Sustainable Coffee; Certified or Not
Certified or Not?
Coffee is the second greatest traded global commodity next to crude oil, valued in excess of $11 billion in trade annually. Coffee is grown, harvested and processed in the tropics around the equatorial belt, bordered by the Tropics of Cancer in the north and Capricorn in the south. The societies and economies of the coffee producing countries are primarily developing nations. For many of these countries, coffee comprises over fifty percent of their annual exports. Specialty coffee, coffea arabica species, is mostly cultivated on steep mountainsides at elevations in excess of1000 Meters (3200 ft). Seventy-five percent of the world’s coffee is grown by small families, who are often members of co-ops.
The coffee shrub, originating in the highland rainforests of Ethiopia, growing under a multi-tiered shade tree canopy, yields an average net production of one pound of finished - ready for market - beans. The plot size requirements for a commercially viable harvest are quite substantial. Shade grown coffee trees grow relatively slow, but produce cherries that have higher levels of sugars and require less chemical input than current hybrid coffees. Most often, the sub-species of arabica coffees grown are heirloom varietals, stemming from the bourbon or typica varietals. Shade grown or natural forest coffee makes the smallest footprint on the environment and allows parallel and complimentary production of commerce generating products and activities for the small sustenance farmer.
The sheer size of this industry has no doubt attracted, supported, and been the foundation for development, of some major multi-national corporations. Along with the desire to maximize profits through high volume production and cost reduction, these companies have invested heavily in research and development of high yield, disease resistant hybrid trees. Such hybrids require as much sun as possible to grow at maximum potential. Copious, if not superfluous, amounts of petro-chemical fertilizers, herbicides, fungicides, et al, are required by the coffee trees’ root systems to maintain production. This has resulted in the creation of “technified sun” coffee plantations, areas devoid of forest, which, in the tropics, aside from the savannas of Brazil or Africa, are virtually non-existent.

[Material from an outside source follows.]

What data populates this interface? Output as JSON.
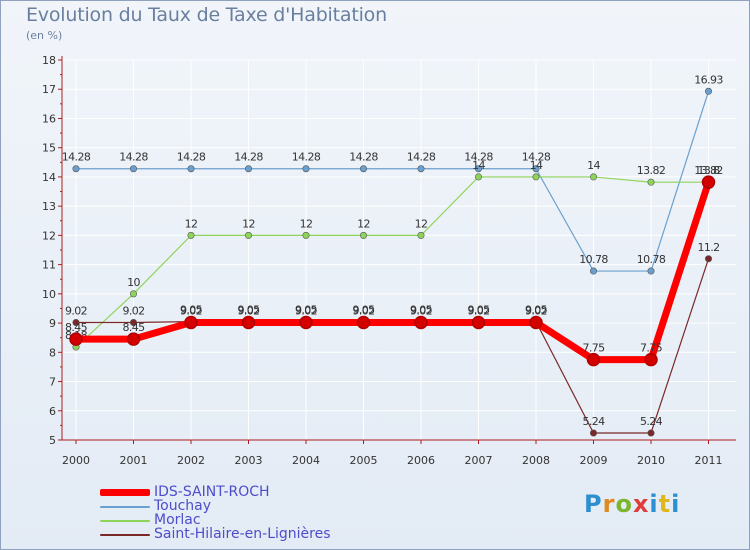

With the presence of big business in developing countries, who have historically operated more with “scorched earth” perspective and policy, and less concern for local communities and their health and prosperity, how is it that we as end users can ensure and support a proper balance of the three forms of capital: economic, environmental and social? Seek out and purchase sustainably produced products.
How are we to know the validity of all such “sustainably produced” claims that are made in the marketplace? Certification is one primary vehicle for accountability, assurance and transparency.

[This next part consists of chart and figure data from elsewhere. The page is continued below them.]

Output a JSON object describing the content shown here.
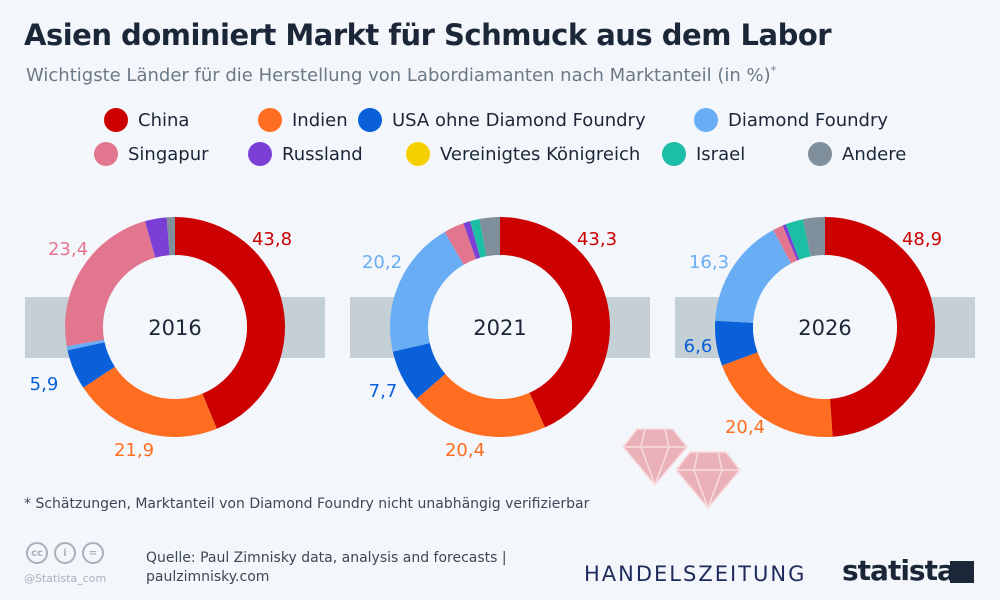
{
  "title": "Asien dominiert Markt für Schmuck aus dem Labor",
  "subtitle": "Wichtigste Länder für die Herstellung von Labordiamanten nach Marktanteil (in %)",
  "subtitle_mark": "*",
  "footnote": "* Schätzungen, Marktanteil von Diamond Foundry nicht unabhängig verifizierbar",
  "source_line1": "Quelle: Paul Zimnisky data, analysis and forecasts |",
  "source_line2": "paulzimnisky.com",
  "handle": "@Statista_com",
  "partner_logo": "HANDELSZEITUNG",
  "brand_logo": "statista",
  "chart_data": {
    "type": "pie",
    "variant": "donut",
    "unit": "%",
    "legend_placement": "top",
    "series": [
      {
        "name": "China",
        "color": "#cc0000"
      },
      {
        "name": "Indien",
        "color": "#ff6d21"
      },
      {
        "name": "USA ohne Diamond Foundry",
        "color": "#0a60d8"
      },
      {
        "name": "Diamond Foundry",
        "color": "#69adf4"
      },
      {
        "name": "Singapur",
        "color": "#e3768f"
      },
      {
        "name": "Russland",
        "color": "#7b3fd6"
      },
      {
        "name": "Vereinigtes Königreich",
        "color": "#f5d000"
      },
      {
        "name": "Israel",
        "color": "#1cbfa5"
      },
      {
        "name": "Andere",
        "color": "#7f8f9c"
      }
    ],
    "charts": [
      {
        "label": "2016",
        "values": [
          43.8,
          21.9,
          5.9,
          0.6,
          23.4,
          3.2,
          0,
          0,
          1.2
        ],
        "labels": [
          "43,8",
          "21,9",
          "5,9",
          "",
          "23,4",
          "",
          "",
          "",
          ""
        ]
      },
      {
        "label": "2021",
        "values": [
          43.3,
          20.4,
          7.7,
          20.2,
          3.0,
          1.0,
          0,
          1.4,
          3.0
        ],
        "labels": [
          "43,3",
          "20,4",
          "7,7",
          "20,2",
          "",
          "",
          "",
          "",
          ""
        ]
      },
      {
        "label": "2026",
        "values": [
          48.9,
          20.4,
          6.6,
          16.3,
          1.5,
          0.5,
          0,
          2.6,
          3.2
        ],
        "labels": [
          "48,9",
          "20,4",
          "6,6",
          "16,3",
          "",
          "",
          "",
          "",
          ""
        ]
      }
    ]
  }
}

CERTIFIED ORGANIC: Environmentally-based. Sustainable agricultural practices; integrated crop management; waste reduction and recycling; water shed and soil improvement; NO petro-chemical fertilizers, pest controls, herbicides or fungicides. USDA oversees regional, state and local sub-certifiers under National Organic Program (NOP).
FAIR TRADE: Socially-based. Administered by Trans Fair USA. Coops only. Improves farmers’ and workers’ lives through guaranteeing a minimum financial return, determined through fixed differential pricing above globally-traded commodities market pricing. Establishes minimum wage and community improvement guidelines and requirements, as well as improving farm management through administrative assistance. Provides direct market access to member coops, eliminating middlemen.

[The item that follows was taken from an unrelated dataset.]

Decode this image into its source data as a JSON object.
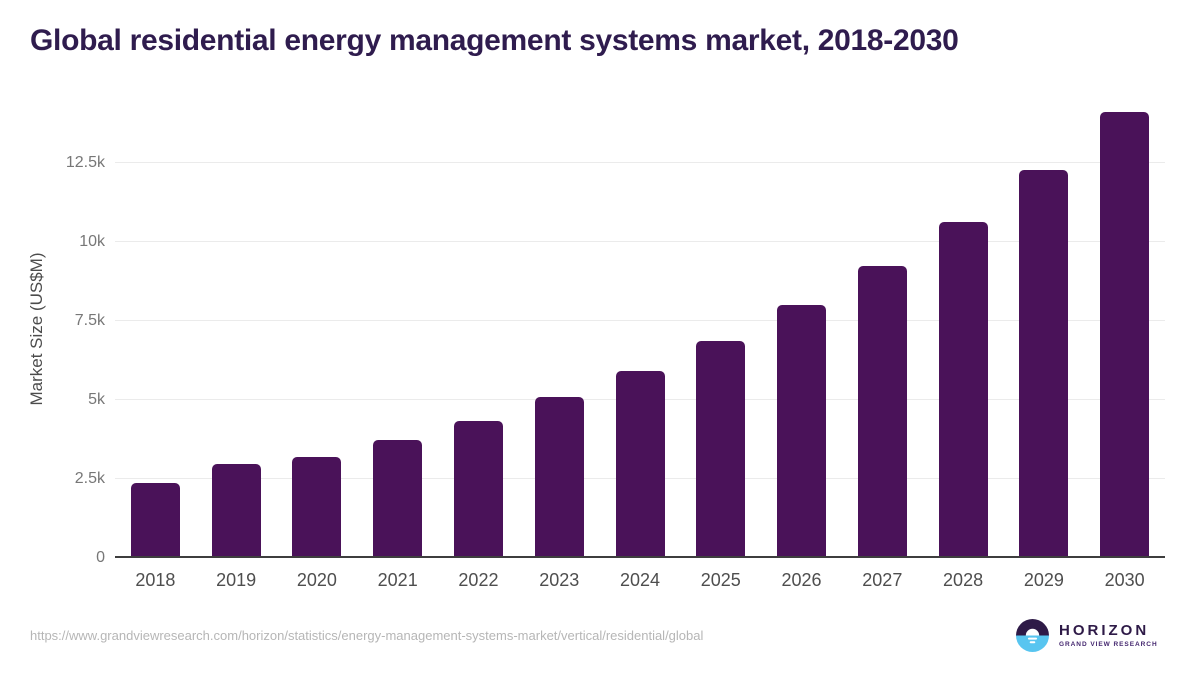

BIRD-FRIENDLY: Environmentally-based. Administered by the Smithsonian Migratory Bird Center. Verifies minimum number of bird species on coffee farms in conjunction with organic certification and shade tree requirements. Intends to replicate virgin rainforest; increase bio-diversity on farms; create waterway and buffer zones for avian breeding grounds.
SHADE-GROWN: Environmentally-based. No certification. The Specialty Coffee Association of America has formed guidelines, describing three tiered canopy, with upper level as high as 40 – 50 feet high, minimum of 11 species of trees with 60% being native species and legume type, which is good for soil health. Improved coffee quality through slower and fuller maturation of sugars in the coffee cherries.
RAINFOREST ALLIANCE: Socially and environmentally based. Open to coops and estates. Ecosystem protection through reforestation and conservation; shade forest components, minimum wage labor benefits; growers required to make specific donations to improve local communities.
UTZ KAPEH: Environmentally- and socially-based. Limited pesticides; continuous farm improvement; minimum wage and labor protection; on-farm housing and education; direct market access.
Through purchasing CERTIFIED sustainable products, everyone involved benefits.